Question

need help with one last integral..

Answer 1

Determine if converges or diverges, if converges find its value. \[\int\limits_{0}^{\infty} xe^(-x^2) dx\]

Answer 2

it doesnt look right but its xe^-x^2...not sure how to show it

Answer 3

\[\huge \int\limits_{0}^{\infty}xe^{-x^2}dx\]

Answer 4

I obviously know I need to use the limit.
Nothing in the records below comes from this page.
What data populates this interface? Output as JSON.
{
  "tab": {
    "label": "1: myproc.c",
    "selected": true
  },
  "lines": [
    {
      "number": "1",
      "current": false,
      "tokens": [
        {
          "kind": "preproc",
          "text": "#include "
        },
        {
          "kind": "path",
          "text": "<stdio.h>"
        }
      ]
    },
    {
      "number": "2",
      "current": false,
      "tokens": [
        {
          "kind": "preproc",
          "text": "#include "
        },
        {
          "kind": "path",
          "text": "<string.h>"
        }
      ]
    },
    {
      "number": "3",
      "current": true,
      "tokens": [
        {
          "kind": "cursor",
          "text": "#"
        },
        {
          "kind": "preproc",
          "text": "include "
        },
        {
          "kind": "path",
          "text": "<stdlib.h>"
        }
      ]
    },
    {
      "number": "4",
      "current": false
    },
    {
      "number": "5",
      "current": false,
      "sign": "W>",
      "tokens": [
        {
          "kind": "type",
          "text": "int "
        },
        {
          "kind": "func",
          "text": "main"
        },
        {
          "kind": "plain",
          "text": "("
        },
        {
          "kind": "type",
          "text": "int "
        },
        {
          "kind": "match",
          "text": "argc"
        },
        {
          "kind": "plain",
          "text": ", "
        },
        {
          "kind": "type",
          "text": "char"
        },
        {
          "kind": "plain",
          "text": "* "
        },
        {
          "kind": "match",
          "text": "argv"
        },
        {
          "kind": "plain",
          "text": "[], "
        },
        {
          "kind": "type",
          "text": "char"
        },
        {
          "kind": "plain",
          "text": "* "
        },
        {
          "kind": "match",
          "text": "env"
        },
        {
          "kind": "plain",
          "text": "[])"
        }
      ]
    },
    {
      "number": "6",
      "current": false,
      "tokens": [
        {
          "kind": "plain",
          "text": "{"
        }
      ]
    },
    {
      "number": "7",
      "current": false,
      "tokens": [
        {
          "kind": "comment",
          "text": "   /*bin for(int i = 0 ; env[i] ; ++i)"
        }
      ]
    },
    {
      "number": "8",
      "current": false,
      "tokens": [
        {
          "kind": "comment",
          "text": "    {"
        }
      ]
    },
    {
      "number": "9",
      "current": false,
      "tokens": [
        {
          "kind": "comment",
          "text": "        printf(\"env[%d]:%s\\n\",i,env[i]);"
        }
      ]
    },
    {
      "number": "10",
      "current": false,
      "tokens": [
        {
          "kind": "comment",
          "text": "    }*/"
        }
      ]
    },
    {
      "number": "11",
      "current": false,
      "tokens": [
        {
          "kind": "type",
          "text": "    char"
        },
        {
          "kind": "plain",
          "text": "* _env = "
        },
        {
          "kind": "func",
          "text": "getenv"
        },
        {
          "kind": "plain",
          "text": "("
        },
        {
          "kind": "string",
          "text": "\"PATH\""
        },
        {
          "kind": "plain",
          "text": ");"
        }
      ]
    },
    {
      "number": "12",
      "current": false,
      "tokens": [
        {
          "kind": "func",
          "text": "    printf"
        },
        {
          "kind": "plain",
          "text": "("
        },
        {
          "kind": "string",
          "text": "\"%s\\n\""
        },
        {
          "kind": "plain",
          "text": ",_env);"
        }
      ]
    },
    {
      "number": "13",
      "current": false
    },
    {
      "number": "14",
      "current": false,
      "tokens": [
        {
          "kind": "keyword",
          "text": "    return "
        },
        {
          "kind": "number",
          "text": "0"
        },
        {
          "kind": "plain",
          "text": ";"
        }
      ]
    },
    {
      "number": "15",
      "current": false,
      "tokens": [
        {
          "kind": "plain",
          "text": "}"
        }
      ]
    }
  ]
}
Should i use by parts..?not sure

Answer 5

you are correct sam

Answer 6

u sub

Answer 7

yep, u=-x^2

Answer 8

u=-x^2
du=-2xdx
du/-2 = xdx

Answer 9

damn it.so u sub not by parts? spring break really killed my brain with these..

Answer 10

\[\int\limits_{0}^{\infty}\frac{-du}{2}e^u\]
\[-\frac{1}{2}\int\limits\limits_{0}^{\infty}e^udu\]

Answer 11

change your limits

Answer 12

so i would take the limit correct? so would the -1/2 be on the outside of limit?or does that matter?

Answer 13

if \(u=-x^2\) then as \(x\to \infty\) we have \(u\to -\infty\)

Answer 14

so doesnt that mean it diverges, and cant find value?

Answer 15

Anyone know for sure about the diverges thing?

Answer 16

it converges...the answer is 1/2